Neuharth chose to attend DSU for its smaller campus and school size, and for its history as a teacher school.
“At DSU, I was able to grow not only in my education but as an individual,” she said. “I really enjoyed the teachers I had, especially in my educational classes. They got to know me as a person and cared about how I was doing.”
While she didn’t always know she would attend Dakota State, she did know from a young age that she wanted to be a teacher.
“I think I can say I was really born to be a teacher,” Neuharth said. Throughout her childhood, she recalls playing school with her siblings, and sometimes teaching a classroom full of stuffed animals, before babysitting, and teaching Sunday School and Vacation Bible School gave her more experience working with children.
Neuharth began her teaching career in the Baltic School District, where she spent two years teaching reading and mathematics interventions. Then she spent 12 years teaching second grade at the Garretson School District, and today she teaches preschool and junior kindergarten at Freeman Public School.
“I love teaching and seeing how the students learn and grow,” she said. “There is something so magical about kids learning new things.”
While Neuharth has always loved learning, she believes learning should be fun and has created many hands-on activities for her students. She also started developing entire units around students’ interests that fit with the standards she taught.
“I once had a parent tell me that the kids don’t even know they are learning—that I kind of trick them into learning,” she shared.
Two of these units were focused on pioneers and the Arctic. In the pioneers unit, after classroom learning, the students would go to the park for an evening of dressing up in pioneer clothing, dipping candles, roasting apples, making ropes, washing clothes, and more. The Arctic unit started small and grew into a two-week unit in which the classroom transformed into the Arctic, with snow on the walls, while they researched as scientists about penguins, ice, and more.
“It was fun to create an atmosphere of true scientists and focus on a lot of math and data collection,” she said.
The Arctic unit helped Neuharth earn the Presidential Award for Excellence in Mathematics and Science from the National Science Foundation.
“I felt so honored to be recognized at a national level,” she said. “It is validating. Teaching is hard work. Teaching in a way that includes hands-on activities and themes yet still covers the standards is even harder.

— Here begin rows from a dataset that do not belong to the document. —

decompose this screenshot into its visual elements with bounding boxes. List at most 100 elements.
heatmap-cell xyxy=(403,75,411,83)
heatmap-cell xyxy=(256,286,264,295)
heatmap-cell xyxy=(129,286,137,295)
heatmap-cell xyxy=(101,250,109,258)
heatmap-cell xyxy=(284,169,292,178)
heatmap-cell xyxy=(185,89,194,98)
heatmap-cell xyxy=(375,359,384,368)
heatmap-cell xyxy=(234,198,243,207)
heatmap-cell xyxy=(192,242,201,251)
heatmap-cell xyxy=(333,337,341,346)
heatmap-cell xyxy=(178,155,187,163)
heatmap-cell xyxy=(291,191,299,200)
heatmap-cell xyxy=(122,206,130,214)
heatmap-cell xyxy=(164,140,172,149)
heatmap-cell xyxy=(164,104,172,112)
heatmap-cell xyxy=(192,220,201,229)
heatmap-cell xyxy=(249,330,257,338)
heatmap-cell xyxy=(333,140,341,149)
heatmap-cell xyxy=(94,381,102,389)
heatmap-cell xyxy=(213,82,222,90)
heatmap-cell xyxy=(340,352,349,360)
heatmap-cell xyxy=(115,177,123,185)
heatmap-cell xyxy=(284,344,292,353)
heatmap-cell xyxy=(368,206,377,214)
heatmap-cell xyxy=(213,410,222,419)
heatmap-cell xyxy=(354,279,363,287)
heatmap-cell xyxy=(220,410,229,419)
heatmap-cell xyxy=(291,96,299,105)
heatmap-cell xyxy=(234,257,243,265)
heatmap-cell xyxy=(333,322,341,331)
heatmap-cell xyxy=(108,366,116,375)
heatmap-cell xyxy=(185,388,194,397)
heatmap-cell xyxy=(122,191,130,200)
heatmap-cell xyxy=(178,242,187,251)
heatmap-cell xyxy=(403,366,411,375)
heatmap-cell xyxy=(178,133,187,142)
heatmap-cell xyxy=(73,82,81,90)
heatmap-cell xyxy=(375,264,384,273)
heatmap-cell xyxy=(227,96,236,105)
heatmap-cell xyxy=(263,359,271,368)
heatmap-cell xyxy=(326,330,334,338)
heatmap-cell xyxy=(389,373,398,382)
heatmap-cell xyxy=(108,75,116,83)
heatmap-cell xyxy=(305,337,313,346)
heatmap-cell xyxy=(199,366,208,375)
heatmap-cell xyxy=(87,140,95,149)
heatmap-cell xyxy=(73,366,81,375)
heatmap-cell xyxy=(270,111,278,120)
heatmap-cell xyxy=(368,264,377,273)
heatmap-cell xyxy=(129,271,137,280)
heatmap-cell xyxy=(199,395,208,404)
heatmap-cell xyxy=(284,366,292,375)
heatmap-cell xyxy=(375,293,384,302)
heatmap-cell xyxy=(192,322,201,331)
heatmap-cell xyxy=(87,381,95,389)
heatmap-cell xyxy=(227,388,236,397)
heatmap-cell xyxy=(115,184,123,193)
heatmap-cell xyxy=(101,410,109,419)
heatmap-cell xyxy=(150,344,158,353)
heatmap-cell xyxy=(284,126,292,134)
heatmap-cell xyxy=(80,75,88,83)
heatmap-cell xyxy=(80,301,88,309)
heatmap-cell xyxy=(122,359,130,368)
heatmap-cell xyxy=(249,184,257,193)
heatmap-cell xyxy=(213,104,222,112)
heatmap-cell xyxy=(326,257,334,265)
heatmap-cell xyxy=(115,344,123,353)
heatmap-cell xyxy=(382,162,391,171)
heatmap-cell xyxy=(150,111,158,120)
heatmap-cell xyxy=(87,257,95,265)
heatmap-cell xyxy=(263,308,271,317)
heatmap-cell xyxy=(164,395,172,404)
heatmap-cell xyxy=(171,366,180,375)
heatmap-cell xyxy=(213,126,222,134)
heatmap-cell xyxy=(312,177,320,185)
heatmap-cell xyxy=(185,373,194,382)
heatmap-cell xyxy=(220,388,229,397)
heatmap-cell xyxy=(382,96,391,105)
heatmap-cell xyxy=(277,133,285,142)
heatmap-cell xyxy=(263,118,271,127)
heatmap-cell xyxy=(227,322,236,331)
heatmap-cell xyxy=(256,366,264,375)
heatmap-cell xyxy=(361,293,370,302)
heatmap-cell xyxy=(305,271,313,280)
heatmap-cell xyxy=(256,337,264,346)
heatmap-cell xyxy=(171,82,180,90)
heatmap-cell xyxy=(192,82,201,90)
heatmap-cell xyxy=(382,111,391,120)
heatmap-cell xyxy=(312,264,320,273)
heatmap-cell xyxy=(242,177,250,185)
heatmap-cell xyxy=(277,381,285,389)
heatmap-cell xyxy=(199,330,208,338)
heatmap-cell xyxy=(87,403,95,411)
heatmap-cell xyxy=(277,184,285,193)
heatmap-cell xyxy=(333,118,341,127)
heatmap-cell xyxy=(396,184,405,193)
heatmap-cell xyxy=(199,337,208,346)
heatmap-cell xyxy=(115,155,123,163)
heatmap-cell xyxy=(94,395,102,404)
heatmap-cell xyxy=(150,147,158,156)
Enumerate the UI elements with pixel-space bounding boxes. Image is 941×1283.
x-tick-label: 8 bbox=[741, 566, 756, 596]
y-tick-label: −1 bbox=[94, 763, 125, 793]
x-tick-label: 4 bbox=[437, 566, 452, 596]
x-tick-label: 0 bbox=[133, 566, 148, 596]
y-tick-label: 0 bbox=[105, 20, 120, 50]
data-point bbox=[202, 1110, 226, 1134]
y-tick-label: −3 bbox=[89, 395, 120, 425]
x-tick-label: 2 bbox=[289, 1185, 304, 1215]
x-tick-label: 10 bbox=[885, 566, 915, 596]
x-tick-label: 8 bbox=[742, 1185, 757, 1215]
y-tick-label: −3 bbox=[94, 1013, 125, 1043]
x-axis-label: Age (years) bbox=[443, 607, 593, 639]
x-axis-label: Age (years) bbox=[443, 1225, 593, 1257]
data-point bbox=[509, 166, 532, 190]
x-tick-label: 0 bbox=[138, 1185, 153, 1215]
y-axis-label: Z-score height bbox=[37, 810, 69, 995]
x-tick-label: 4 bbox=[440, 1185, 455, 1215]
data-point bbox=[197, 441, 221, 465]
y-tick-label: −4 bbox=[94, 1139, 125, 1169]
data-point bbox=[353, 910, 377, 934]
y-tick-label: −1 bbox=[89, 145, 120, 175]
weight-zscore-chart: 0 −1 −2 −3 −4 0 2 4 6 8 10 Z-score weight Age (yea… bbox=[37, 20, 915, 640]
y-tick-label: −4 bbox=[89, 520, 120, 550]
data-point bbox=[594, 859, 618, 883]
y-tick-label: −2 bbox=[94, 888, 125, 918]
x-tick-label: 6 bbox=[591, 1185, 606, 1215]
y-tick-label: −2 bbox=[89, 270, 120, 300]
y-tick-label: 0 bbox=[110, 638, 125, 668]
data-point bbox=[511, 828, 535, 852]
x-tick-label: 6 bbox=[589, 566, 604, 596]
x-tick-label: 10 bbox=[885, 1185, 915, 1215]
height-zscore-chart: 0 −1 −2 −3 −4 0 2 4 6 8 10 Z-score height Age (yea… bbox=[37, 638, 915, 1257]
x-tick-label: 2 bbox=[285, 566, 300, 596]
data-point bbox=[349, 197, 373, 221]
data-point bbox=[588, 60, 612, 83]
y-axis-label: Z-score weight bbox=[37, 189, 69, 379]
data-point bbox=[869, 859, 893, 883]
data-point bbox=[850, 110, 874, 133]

My students’ engagement and excitement always validated my approach and made it worth it.”
She was excited, shocked, and honored when she learned the news. “This further validates my philosophy that learning can be both fun and effective.”
Those same emotions were present when she learned she would be inducted into the DSU Academic Hall of Fame.
“Never did I imagine that such an exciting and challenging job would lead to being in a Hall of Fame,” Neuharth said. “I am humbled that people see my teaching and want to honor me in that way.”